Excel XML error: “Too many tags”
17 Feb 2006
in mid-morning
Matt Winckler
When generating an Excel spreadsheet from XML (I’m using XSLT to transform some original XML into a workbook following Microsoft’s schema), the other day I ran into a problem opening the workbook. It described the error as “Workbook Setting” and referenced a logfile. The logfile contains the following highly informative text:
XML ERROR in Workbook Setting
REASON: Too many tags
FILE: C:\DOCUME~1\d3m853\LOCALS~1\Temp\GenerateCostsheet-44.xls
GROUP: Workbook
TAG: Worksheet
ATTRIB: Name
VALUE: IDC-Subtask1
In typical Microsoft fashion, it tells you almost nothing useful. “Too many tags”? As it turns out, what this means is that there are two worksheets named the same thing, which is Not Allowed. (I don’t know how I could have misunderstood the error message the first time - obviously it’s talking about two worksheet names that are the same!) Name the worksheets something unique, and the problem will go away.

Thanks! I ran into this crap recently as well
Thanks from here too! You saved my butt. Great detective work.
Thanks from me as well. I should have remembered it as its not the first time ive come across it.
Thanks - great help!
Before seeing your solution, I am confused and unable to fix the prob.
Now very happy.
Regards
Yes, that’s correct for one bad defined XMLExcel file.
But I get this issue when my website export one XMLExcel file with 5 Sheets.
If I save this file to local storage then open it - this issue never occurs.
But I chose directly open this file then sometime this issue occur.
Have you got any idea?
Thanks & best regards,
Marvelous work! Exactly my problem too! Thanks.
I got this error when adding cells to a worksheet but not ‘trimming’ the strings correctly. Adding the cells would work if I did it with a bit of test data statically in the code but when I referenced real data from a row in a dataset I had to ‘trim’ the strings with the VB.NET function ‘.trim’. Perhaps it’s my particular data but it’s worth mentioning.
This happened to me recently with a monsterous spreadsheet that had a duplicate ‘Default’ style (two entries with the same Id tag seems to be the trick). When I exported it, there were two ‘Default’ styles in the tag, causing an error when re-opening the XML file. Removing it from the XML eliminated the problem. Now I just have to figure out how to get rid of this odd style.
My errors were:
XML ERROR in Style
REASON: Bad Value
XML ERROR in Style
REASON: Too many tags
Solved them by removing the tag at the beginning of the XML.
By removing the nameless ‘default’ tag, I meant.

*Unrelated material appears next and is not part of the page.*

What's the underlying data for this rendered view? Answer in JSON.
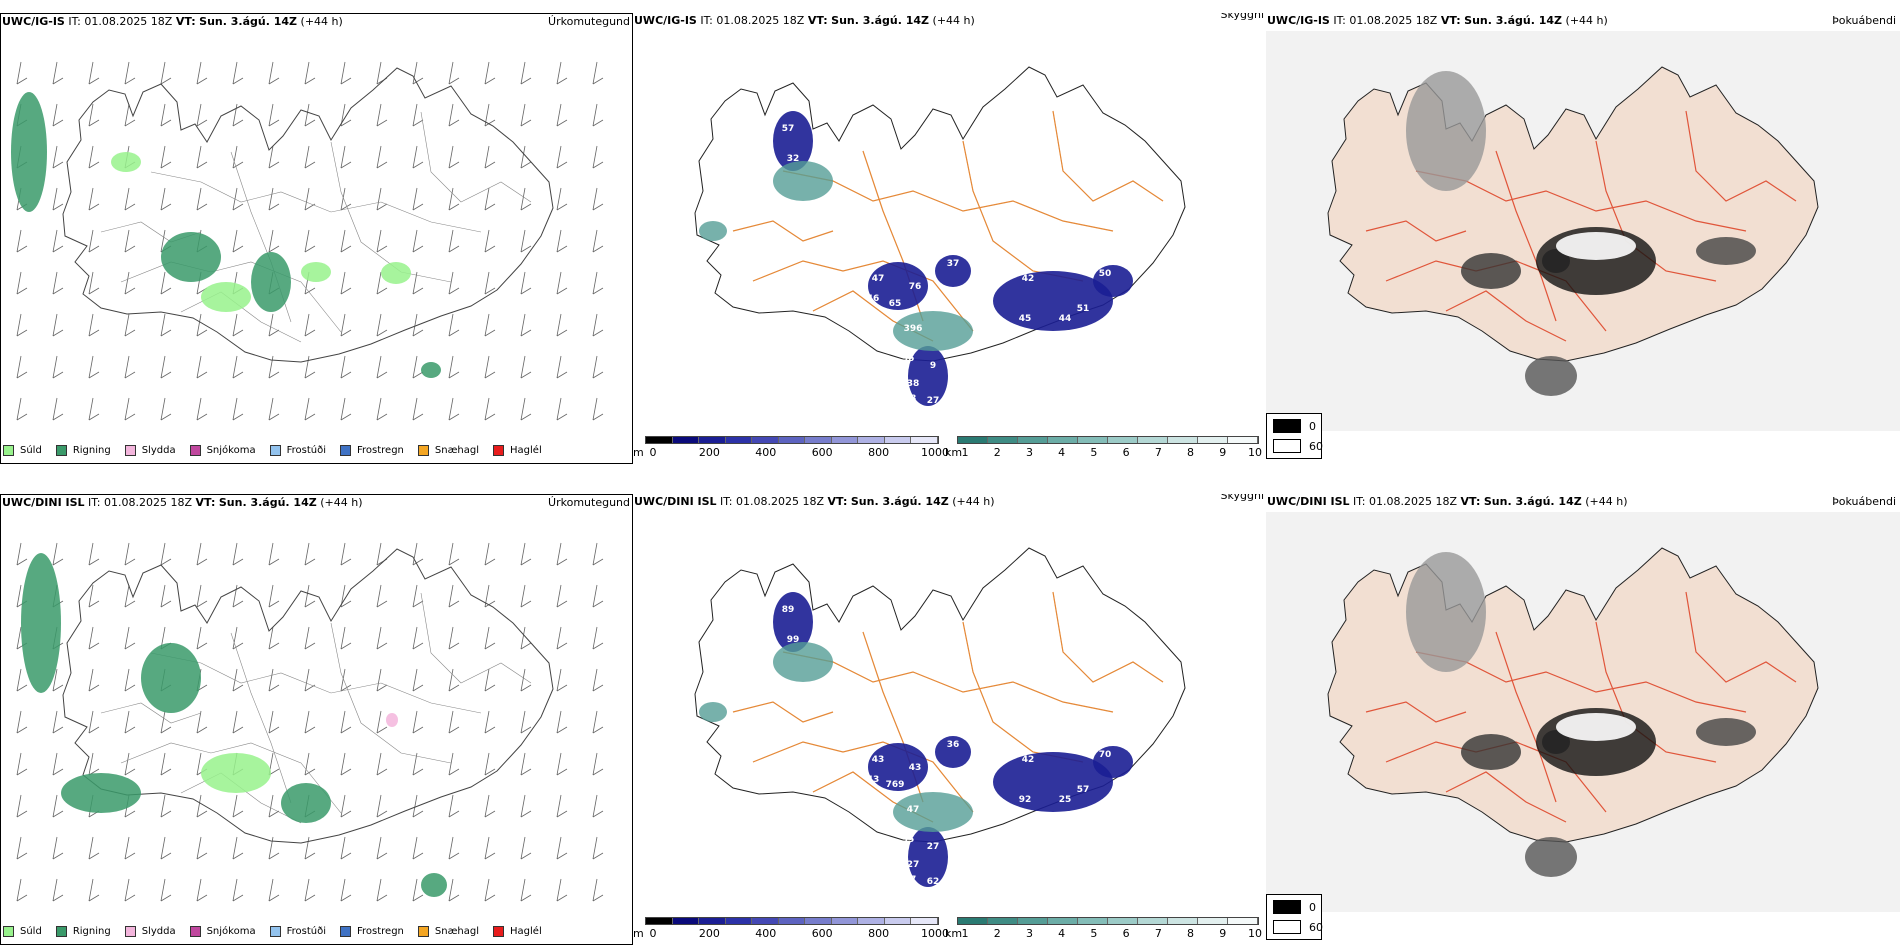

I ran into something similar from a .xml written by Excel 2003.
XML ERROR in Style
REASON: Too many tags
FILE: MyFileName.xml
GROUP: Styles
TAG: Style
ATTRIB: Name
VALUE: Normal
Turned out that two Style elements had the same ss:Name attribute values. Both “Default” and “s21″ had ss:Name=”Normal”.
I got rid of one of the name attributes ( the one on the Default Style) and Excel read again. Upon re-writing, the second “Normal” was magically changed to “Normal_”.
I also cam across this error while trying to use the CarlosAg.ExcelXmlWriter.
I had multiple sheets in a workbook, which were named uniquely, but I then added a style, and style names must be unique for each worksheet as well.
I ended up appending the worksheet name to the style name.
In my case I was getting the follwoing error:-
XML ERROR in Workbook Setting
REASON: Too many tags
FILE: C:\Documents and Settings\mylogin\Local Settings\Temporary Internet Files\Content.IE5\KTEZW9ER\PCAPAnalysis[1].xls
GROUP: Workbook
TAG: Worksheet
ATTRIB: Name
VALUE: Detailed Report
It does not come up anymore since I changed the name of the file to a dynamically generated random number in the contentdisposition header of the response. I have a web application and having the same filename in the response header some how gave teh above error.
Works Y removed
Ad than works thnaks a lot.
as per Kunal Bhambhani,
I was getting the error because of duplicated workbooks with the same name. I fixed it by adding a random number and the users name. (random number alone seemed kinda weird)
If you’re appending a number anyway, I would recommend just using a sequential integer (0, 1, 2, 3…n) when generating the workbooks. Random numbers, by definition, are not guaranteed to be unique. You have just as much chance of generating random number
Na second time as you did of generating it the first time.Wow, thanks!!!!!!!!